Around 1,300 forklift accidents happen in UK workplaces every year. Approximately 10 are fatal. Hundreds more result in amputations, crush injuries, fractures, and life-changing harm — mostly in the same industries where forklifts are most common: warehousing, logistics, manufacturing, food and drink, retail distribution.

The overwhelming majority of those accidents were preventable. Untrained operators, defective trucks put into service without a proper pre-use check, inadequate pedestrian segregation, reversing incidents in loading bays, overloaded or unstable loads. These aren’t freak events — they’re the predictable result of cutting corners on training.

What the law requires — and what that actually means in practice

UK employers are subject to a clear set of legal obligations when it comes to forklift operation. The Health and Safety at Work Act 1974 places a general duty to ensure employee safety so far as reasonably practicable. The Provision and Use of Work Equipment Regulations 1998 (PUWER) require that work equipment — including forklifts — is only operated by people who’ve received adequate training. The Lifting Operations and Lifting Equipment Regulations 1998 (LOLER) require proper planning, supervision, and thorough examination of lifting equipment.

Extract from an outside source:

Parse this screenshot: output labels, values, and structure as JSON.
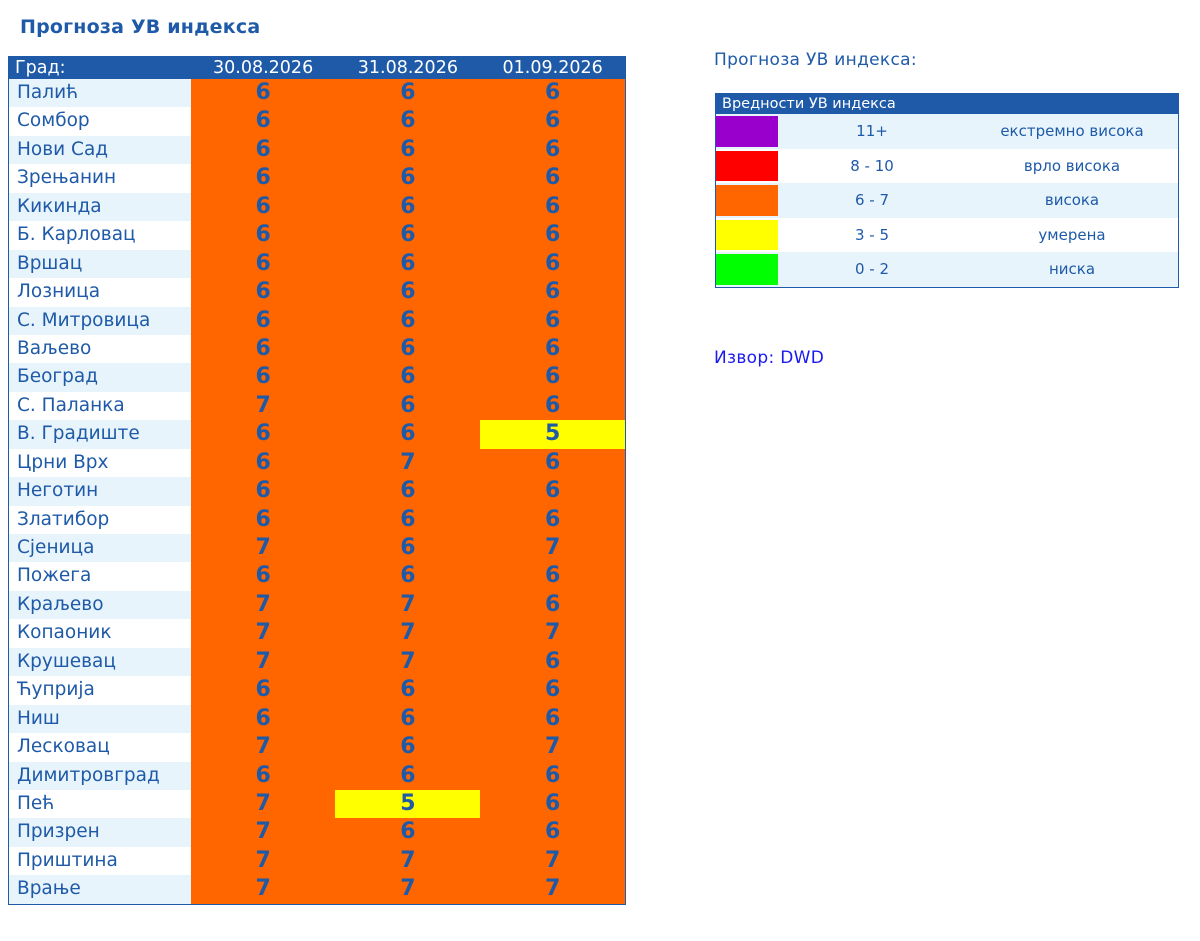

The HSE’s Approved Code of Practice L117 — Rider Operated Lift Trucks sets out what adequate training looks like: basic training, specific job training, and familiarisation. All three are legally expected. Failure to follow an ACOP isn’t automatically a criminal offence, but it’s treated as evidence of non-compliance in enforcement proceedings and prosecutions. In practice, if an operator is involved in a serious incident and your training records don’t demonstrate L117 compliance, you’re in a very difficult position.

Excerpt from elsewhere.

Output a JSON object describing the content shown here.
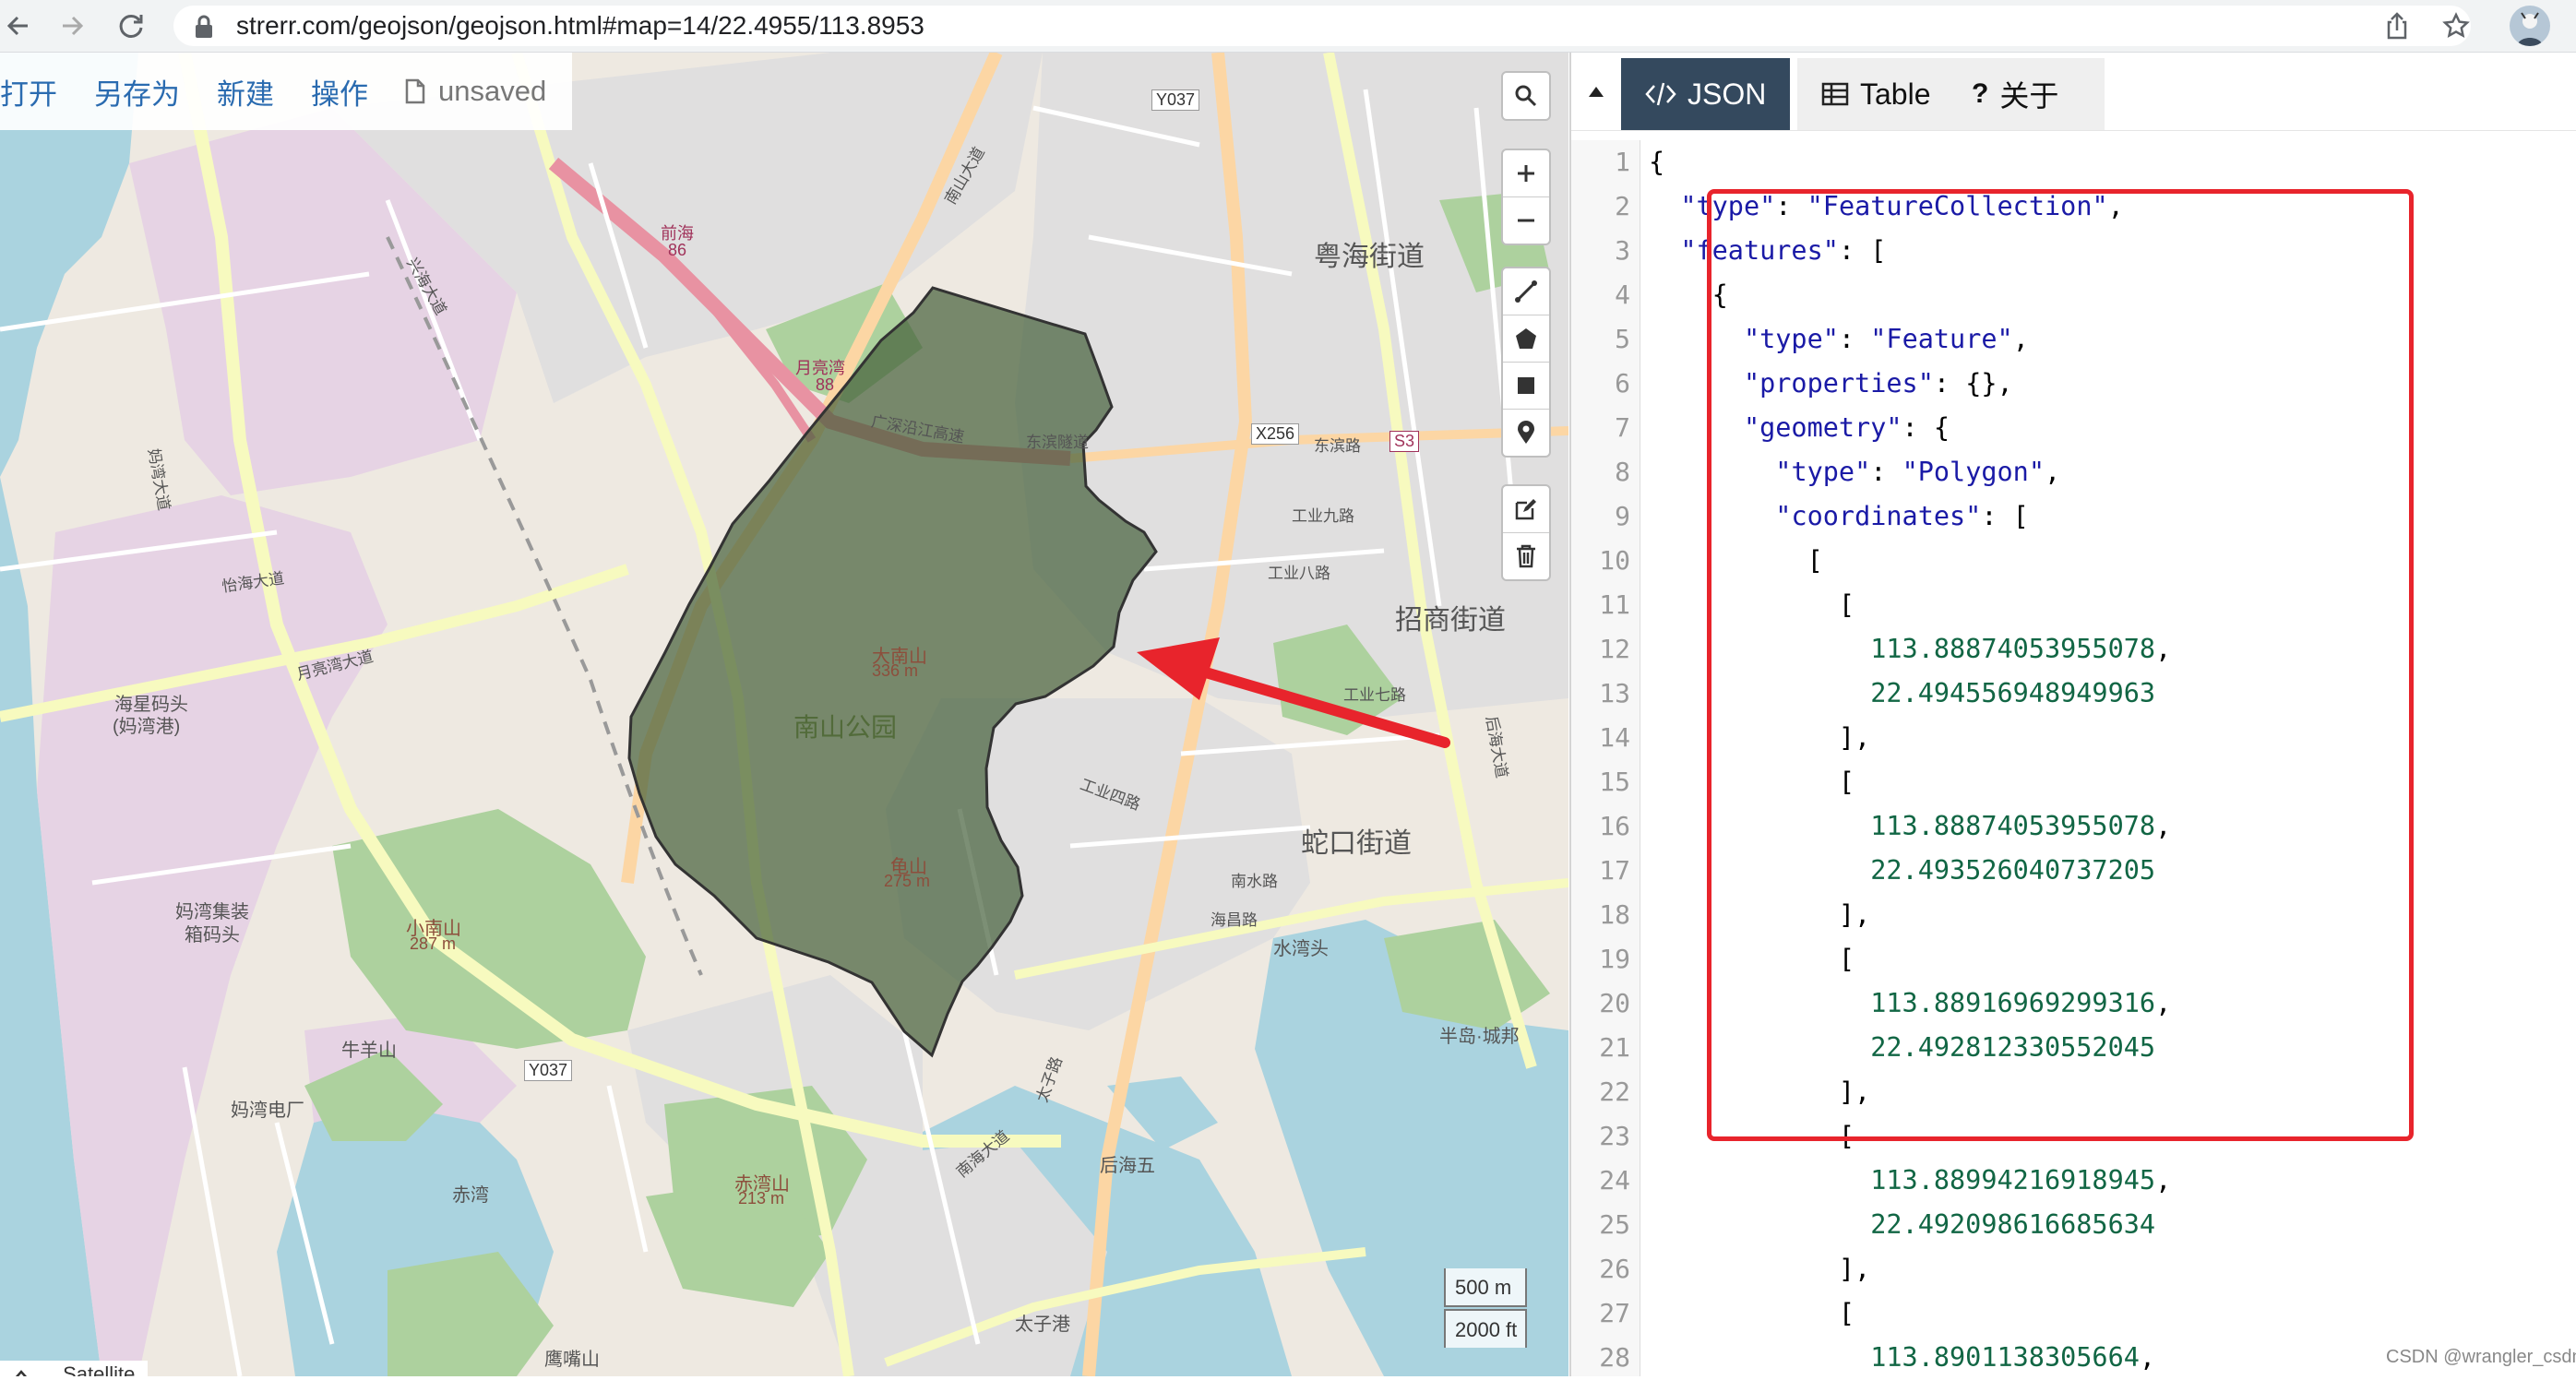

Why RTITB accreditation matters

RTITB (Road Transport Industry Training Board) is the UK’s leading accreditation body for workplace transport training. RTITB certification is built specifically around HSE L117 and is recognised by the HSE, insurers, and major employers across logistics and manufacturing. When your training records show RTITB certification, there’s a clear, auditable trail that training was delivered to a nationally recognised standard.

That matters in three specific situations. First, during HSE inspections — an inspector looking at your training records will look for evidence of L117 compliance, and RTITB certification provides it directly. Second, in insurance claims — if an accident involves an inadequately trained operator, insurers may decline or reduce claims. Third, in prosecution — if someone is seriously injured and operators weren’t properly trained, both the business and individual managers can face personal liability.

What it actually costs when it goes wrong

HSE enforcement cases involving forklift accidents have produced fines ranging from tens of thousands to over a million pounds. Since the 2016 Sentencing Guidelines for Health and Safety Offences, fines are linked to turnover — large distribution operations face proportionately larger penalties. That’s before prosecution costs and civil damages.

The costs that don’t appear in any sentencing table are often worse: the permanent loss of an experienced colleague, increased insurance premiums across the board, reputational damage with customers and agency suppliers, the management time consumed by investigations and enforcement action, and prohibition notices that can shut down part of the operation at short notice.

Training a forklift operator to RTITB standard costs a fraction of any one of those consequences.

RTITB forklift training at National Compliance Training

National Compliance Training is an RTITB-accredited provider delivering counterbalance forklift and reach truck training at their purpose-built Nuneaton training centre and on-site across the UK. Training options cover:

  • Novice operators — no prior experience required; the novice counterbalance course provides at least 32.5 hours of instruction
  • Experienced operators — for operators who’ve been working without formal certification and need to get qualified
  • Refresher training — recommended every 3–5 years, or after any incident, site change, or change in operation

👉 RTITB Counterbalance Forklift Courses

👉 All Forklift Training options

A word on refresher training

One of the most consistent compliance gaps in warehouse operations isn’t initial training — it’s the absence of refresher training. Habits drift. Equipment changes. Sites evolve. Operators who were well trained three years ago may not be operating to the same standard today. The HSE and RTITB both recommend scheduled refresher training, and following any accident or near-miss involving a trained operator, refresher should be a default part of the incident response.

If you haven’t scheduled it, it probably isn’t happening. That’s worth fixing.